Scientists on NASA’s Kepler
mission have spotted an eighth planet around a distant star, making it the
first alien solar system known to host as many planets as our own. The newfound
world orbits a star named Kepler 90 which is larger and hotter than the sun and
lies 2,500 light years from Earth in the constellation of Draco.
Known as Kepler 90i, the
freshly-discovered world is smallest of the eight now known to circle the star,
and while it is probably rocky, it is a third larger than Earth and searingly
hot at more than 420C.
“This ties Kepler 90 with
our own solar system for having the most known planets,” said Paul Hertz,
director of astrophysics at Nasa’s headquarters in Washington DC.

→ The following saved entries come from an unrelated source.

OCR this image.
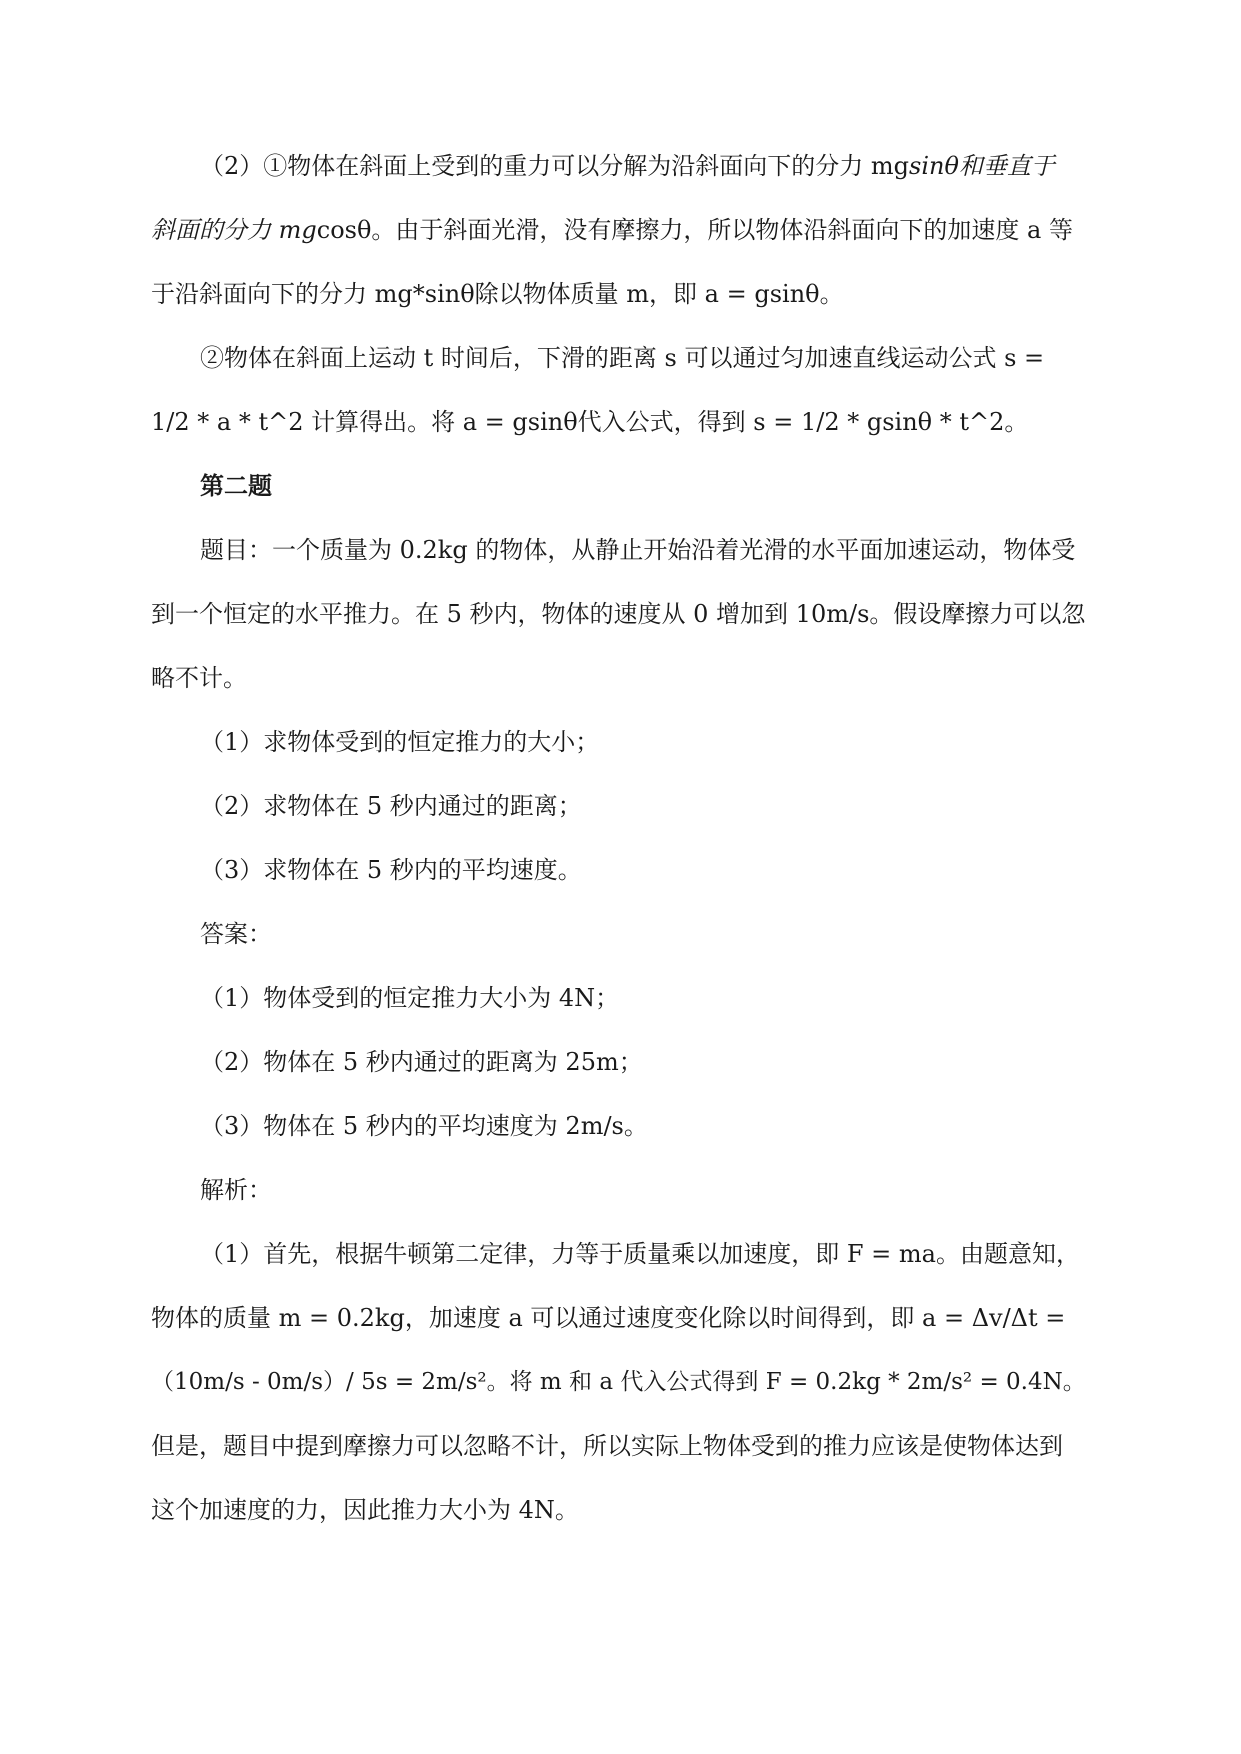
（2）①物体在斜面上受到的重力可以分解为沿斜面向下的分力 mgsinθ和垂直于
斜面的分力 mgcosθ。由于斜面光滑，没有摩擦力，所以物体沿斜面向下的加速度 a 等
于沿斜面向下的分力 mg*sinθ除以物体质量 m，即 a = gsinθ。
②物体在斜面上运动 t 时间后，下滑的距离 s 可以通过匀加速直线运动公式 s =
1/2 * a * t^2 计算得出。将 a = gsinθ代入公式，得到 s = 1/2 * gsinθ * t^2。
第二题
题目：一个质量为 0.2kg 的物体，从静止开始沿着光滑的水平面加速运动，物体受
到一个恒定的水平推力。在 5 秒内，物体的速度从 0 增加到 10m/s。假设摩擦力可以忽
略不计。
（1）求物体受到的恒定推力的大小；
（2）求物体在 5 秒内通过的距离；
（3）求物体在 5 秒内的平均速度。
答案：
（1）物体受到的恒定推力大小为 4N；
（2）物体在 5 秒内通过的距离为 25m；
（3）物体在 5 秒内的平均速度为 2m/s。
解析：
（1）首先，根据牛顿第二定律，力等于质量乘以加速度，即 F = ma。由题意知，
物体的质量 m = 0.2kg，加速度 a 可以通过速度变化除以时间得到，即 a = Δv/Δt =
（10m/s - 0m/s）/ 5s = 2m/s²。将 m 和 a 代入公式得到 F = 0.2kg * 2m/s² = 0.4N。
但是，题目中提到摩擦力可以忽略不计，所以实际上物体受到的推力应该是使物体达到
这个加速度的力，因此推力大小为 4N。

The Kepler-90 planets have a similar
configuration to our solar system, with small planets found orbiting close to
their star, and the larger planets found farther away. Researchers on the Kepler
planet-hunting telescope discovered Kepler 90i when they teamed up with
artificial intelligence specialists at Google to analyse data collected by the
space-based observatory. The Kepler telescope hunts
for alien worlds by detecting the shadows planets cast as they orbit their
parent stars.
When a planet passes in
front of its star, the telescope detects a minuscule dimming in light, which
for an Earth-sized planet circling a sun-like star, can mean a fall in
luminosity of a mere 0.01%.
Kepler has observed 150,000
stars to date and already discovered more than 4,000 candidate planets, of
which about 2,300 have been confirmed. Astronomers now suspect at least one
planet orbits every star in the sky.
Kepler-90 is a sun-like star, but its eight
planets are scrunched into the equivalent distance of Earth to the sun. The
inner planets have extremely tight orbits with a “year” on Kepler-90i lasting
only 14.4 days. For all their success with
Kepler, Nasa scientists knew that more planets lay hidden in the telescope’s
observations, but the signals were so weak they were difficult to spot.
This is where Google’s AI
researchers came in. By training a neural network to learn what bona fide
signals of distant planets looked like, Christopher Shallue, a Google researcher,
helped Nasa to scour Kepler’s observations of 670 stars for planets that had
previously been missed.
The search turned up two new
planets around different stars, Kepler 90i, and another world named Kepler 80g,
the sixth planet now known to orbit its star. The scientists now plan to search
Kepler’s data on all 150,000 stars for other missed planets. A research paper
on the findings will be published by the Astronomical Journal.
Suzanne Aigrain, an
astrophysicist at Oxford University who was not involved with the research,
said: “What is perhaps most exciting is that they are able to find planets that
were previously missed, suggesting there are more yet to be found using this
approach.”
Earlier this year, Kepler
scientists announced the discovery of 219 more candidate planets, of which 10
appeared to be about the same size and temperature as Earth.